Tracking a response time problem
Posted April 8, 2010on:
Recently, an engineer came to me puzzled that the response times of some performance benchmark she was running were increasing. She had already looked at the usual trouble spots – resource utilizations on the app and database systems, database statistics, application server tunables, the network stack etc. I asked her about the cpu metrics on the load driver systems (the machines which drive the load). Usually, when I ask this question, the answer is “I don’t know. Let me find out and get back to you”. But this engineer had looked at that as well. “It isn’t a problem. There is plenty of CPU left – I have 30% idle”.

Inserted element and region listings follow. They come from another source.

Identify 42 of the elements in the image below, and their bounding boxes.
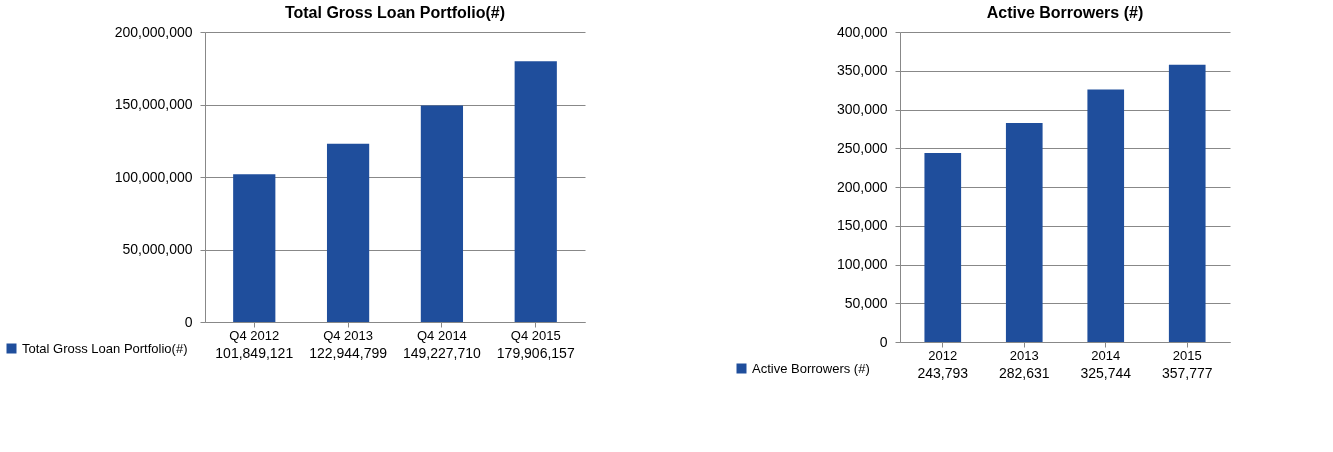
data-label: 149,227,710 — [402, 345, 482, 361]
x-tick-label: Q4 2013 — [323, 327, 374, 343]
x-tick-label: 2015 — [1172, 347, 1202, 363]
bar — [1087, 89, 1125, 342]
y-tick-label: 300,000 — [836, 101, 888, 117]
bar — [326, 143, 370, 322]
x-tick-label: Q4 2012 — [229, 327, 280, 343]
chart-title: Total Gross Loan Portfolio(#) — [284, 4, 506, 21]
bar — [420, 105, 464, 322]
chart-title: Active Borrowers (#) — [986, 4, 1144, 21]
x-tick-label: 2014 — [1091, 347, 1121, 363]
bar — [924, 153, 962, 342]
data-label: 357,777 — [1161, 365, 1213, 381]
data-label: 243,793 — [917, 365, 969, 381]
data-label: 179,906,157 — [496, 345, 575, 361]
y-tick-label: 100,000 — [836, 256, 888, 272]
data-label: 282,631 — [998, 365, 1050, 381]
y-tick-label: 150,000 — [836, 217, 888, 234]
y-tick-label: 250,000 — [836, 139, 888, 156]
legend-label: Total Gross Loan Portfolio(#) — [22, 340, 188, 356]
bar — [233, 174, 276, 322]
bar — [514, 61, 557, 322]
y-tick-label: 100,000,000 — [114, 168, 193, 185]
data-label: 122,944,799 — [309, 345, 388, 361]
x-tick-label: 2012 — [928, 347, 958, 363]
y-tick-label: 400,000 — [836, 23, 888, 40]
y-tick-label: 200,000,000 — [114, 23, 193, 40]
y-tick-label: 200,000 — [836, 178, 888, 195]
y-tick-label: 50,000 — [844, 294, 888, 311]
data-label: 325,744 — [1080, 365, 1132, 381]
bar — [1005, 122, 1043, 342]
y-tick-label: 350,000 — [836, 62, 888, 79]
x-tick-label: 2013 — [1009, 347, 1039, 363]
bar — [1168, 64, 1206, 342]
legend-label: Active Borrowers (#) — [752, 360, 870, 376]
data-label: 101,849,121 — [215, 345, 294, 361]
y-tick-label: 0 — [184, 313, 193, 330]
y-tick-label: 0 — [879, 333, 888, 350]
y-tick-label: 150,000,000 — [114, 96, 193, 112]
x-tick-label: Q4 2015 — [510, 327, 561, 343]
x-tick-label: Q4 2014 — [416, 327, 467, 343]
y-tick-label: 50,000,000 — [122, 241, 193, 257]
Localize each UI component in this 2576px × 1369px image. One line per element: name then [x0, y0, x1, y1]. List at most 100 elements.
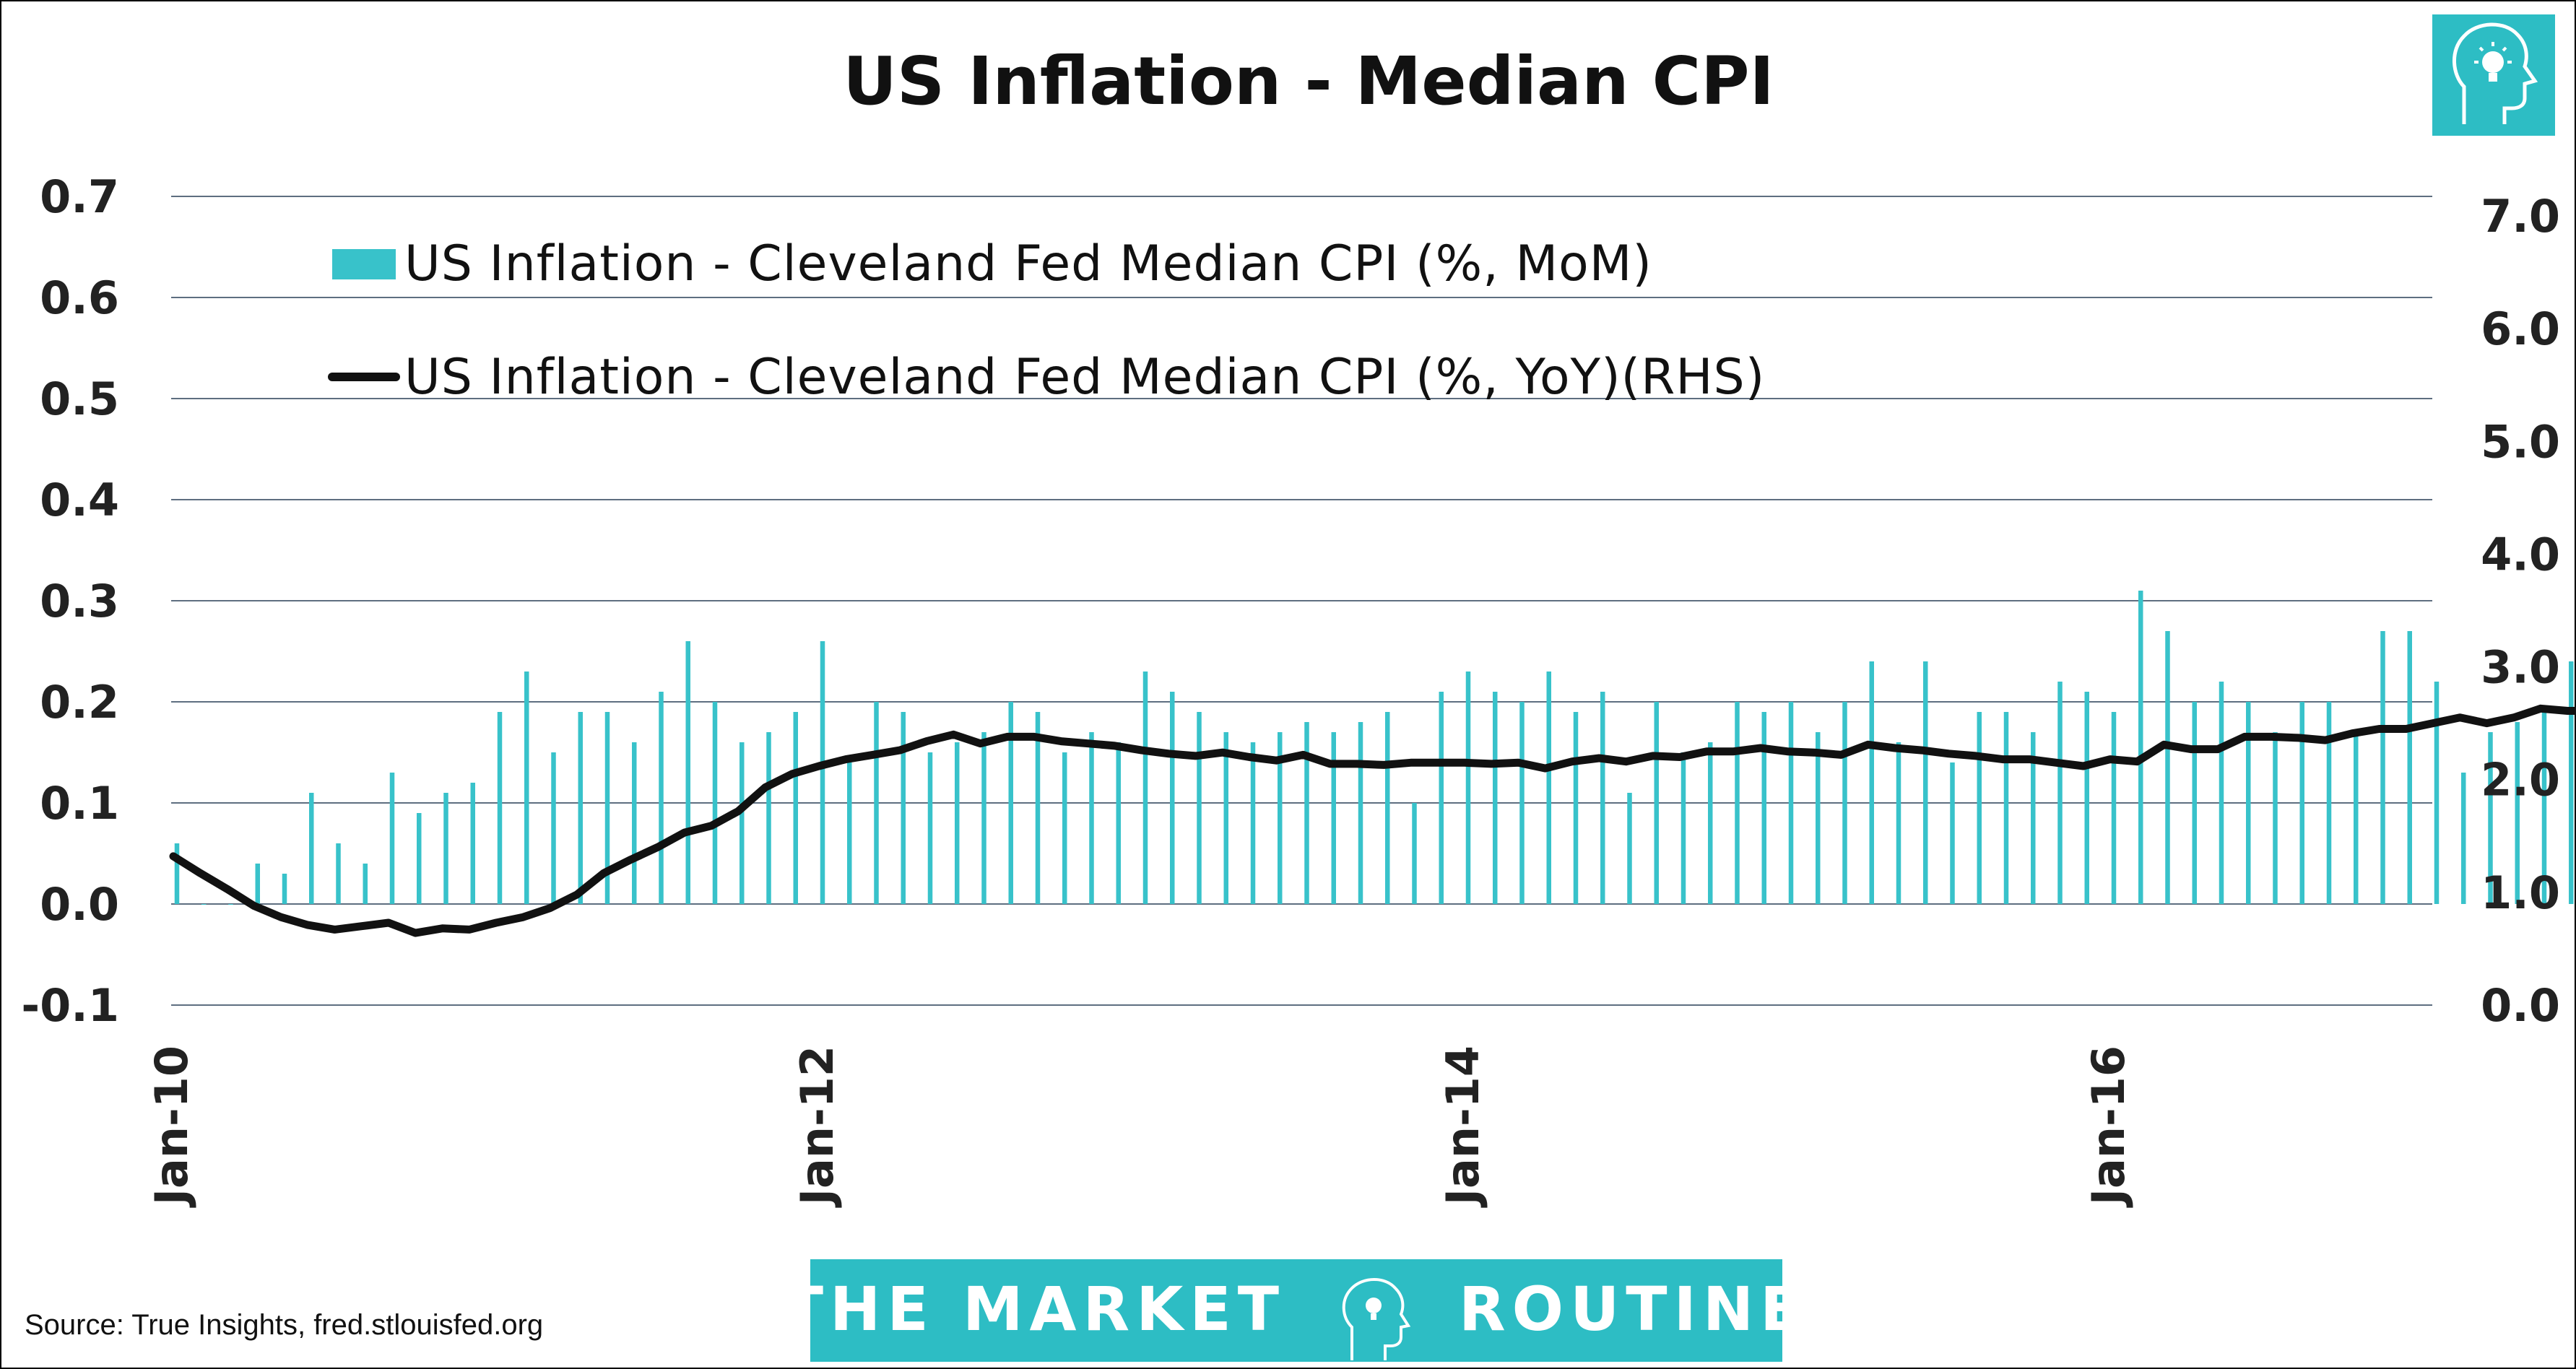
bar — [255, 864, 260, 904]
source-note: Source: True Insights, fred.stlouisfed.o… — [25, 1309, 543, 1341]
x-tick-label: Jan-16 — [2082, 1046, 2135, 1208]
bar — [847, 762, 852, 904]
bar — [2488, 732, 2493, 904]
bar — [740, 742, 745, 904]
bar — [1439, 692, 1444, 904]
bar — [659, 692, 664, 904]
bar — [1331, 732, 1336, 904]
bar — [2380, 631, 2385, 904]
bar — [2246, 702, 2251, 904]
bar — [524, 672, 529, 904]
bar — [901, 712, 906, 904]
yoy-line — [169, 704, 2576, 937]
right-tick-label: 1.0 — [2481, 866, 2560, 919]
bar — [1600, 692, 1605, 904]
bar — [927, 752, 933, 904]
bar — [2354, 732, 2359, 904]
bar — [1089, 732, 1094, 904]
bar-series — [174, 591, 2574, 905]
bar — [1223, 732, 1228, 904]
bar — [685, 641, 690, 904]
bar — [2138, 591, 2143, 904]
bar — [2515, 722, 2520, 904]
bar — [2003, 712, 2009, 904]
bar — [820, 641, 825, 904]
chart-title: US Inflation - Median CPI — [843, 43, 1774, 120]
bar — [2434, 682, 2440, 904]
bar — [1035, 712, 1041, 904]
bar — [766, 732, 771, 904]
x-tick-label: Jan-14 — [1436, 1046, 1489, 1208]
line-series — [169, 704, 2576, 937]
brand-head-icon — [1342, 1278, 1411, 1360]
bar — [1197, 712, 1202, 904]
legend-label-yoy: US Inflation - Cleveland Fed Median CPI … — [404, 349, 1765, 406]
bar — [2084, 692, 2089, 904]
bar — [417, 813, 422, 904]
bar — [981, 732, 986, 904]
bar — [1627, 793, 1632, 904]
bar — [2111, 712, 2117, 904]
bar — [1385, 712, 1390, 904]
bar — [1170, 692, 1175, 904]
bar — [2192, 702, 2197, 904]
bar — [1358, 722, 1363, 904]
left-tick-label: 0.6 — [40, 271, 119, 324]
bar — [309, 793, 314, 904]
bar — [551, 752, 556, 904]
brand-text-left: THE MARKET — [782, 1274, 1285, 1344]
x-tick-label: Jan-10 — [145, 1046, 198, 1208]
bar — [1412, 803, 1417, 904]
bar — [1923, 661, 1928, 904]
bar — [793, 712, 798, 904]
bar — [336, 843, 341, 904]
left-tick-label: 0.7 — [40, 170, 119, 223]
bar — [955, 742, 960, 904]
bar — [712, 702, 718, 904]
right-tick-label: 0.0 — [2481, 979, 2560, 1032]
legend-bar-swatch — [332, 249, 396, 279]
bar — [2326, 702, 2332, 904]
bar — [1654, 702, 1659, 904]
bar — [443, 793, 448, 904]
bar — [2407, 631, 2412, 904]
bar — [1008, 702, 1013, 904]
bar — [2219, 682, 2224, 904]
left-tick-label: -0.1 — [21, 979, 119, 1032]
left-tick-label: 0.4 — [40, 474, 119, 526]
bar — [2541, 712, 2547, 904]
x-tick-label: Jan-12 — [791, 1046, 844, 1208]
bar — [2569, 661, 2574, 904]
right-tick-label: 4.0 — [2481, 528, 2560, 581]
brand-text-right: ROUTINE — [1459, 1274, 1808, 1344]
bar — [389, 773, 395, 904]
bar — [1950, 762, 1955, 904]
bar — [1250, 742, 1256, 904]
left-tick-label: 0.3 — [40, 575, 119, 627]
bar — [201, 904, 207, 905]
legend-label-mom: US Inflation - Cleveland Fed Median CPI … — [404, 235, 1652, 292]
bar — [1869, 661, 1874, 904]
bar — [1816, 732, 1821, 904]
bar — [1278, 732, 1283, 904]
bar — [2057, 682, 2063, 904]
right-tick-label: 2.0 — [2481, 754, 2560, 807]
bar — [1896, 742, 1901, 904]
bar — [604, 712, 610, 904]
bar — [1142, 672, 1148, 904]
bar — [2299, 702, 2304, 904]
bar — [578, 712, 583, 904]
gridlines — [171, 196, 2432, 1006]
left-tick-label: 0.1 — [40, 777, 119, 830]
bar — [1465, 672, 1471, 904]
right-tick-label: 6.0 — [2481, 303, 2560, 355]
brand-banner: THE MARKET ROUTINE — [782, 1259, 1808, 1362]
bar — [497, 712, 503, 904]
bar — [470, 783, 475, 904]
bar — [1546, 672, 1551, 904]
bar — [632, 742, 637, 904]
left-tick-label: 0.5 — [40, 373, 119, 425]
bar — [1519, 702, 1525, 904]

Ah ah – I had spotted the problem. When we run benchmarks, we tend to squeeze every bit of performance we can out of the systems. This means running the servers as close to 100% utilized as possible. This mantra is sometimes carried over to the load driver systems as well. Unfortunately, that can result in severe performance degradation. Here’s why.
The load driver systems emulate users and generate requests to the system under test. They receive the responses and measure and record response times. A typical driver emulates hundreds to thousands of users. Each emulated user is then competing for system resources. Now suppose an emulated user has issued a read request to read the response from the server. It is very likely that this thread will be context switched out by the operating system as there are so many additional users it needs to serve. Depending on the number of CPUS on the system and the load, the original emulated user thread may get to execute with a considerable delay and consequently record a much larger response time. My rule of thumb is never to run the load generator systems more than 50% busy if the application is latency sensitive. In this particular case, the system was already 70% utilized.
Sure enough – when a new load driver system was added and the performance tests re-run, all the response time criteria passed and the engineer could continue scaling the benchmark.
Moral of the story – don’t forget to monitor your load driver systems and don’t be complacent if their utilization starts climbing above 50%.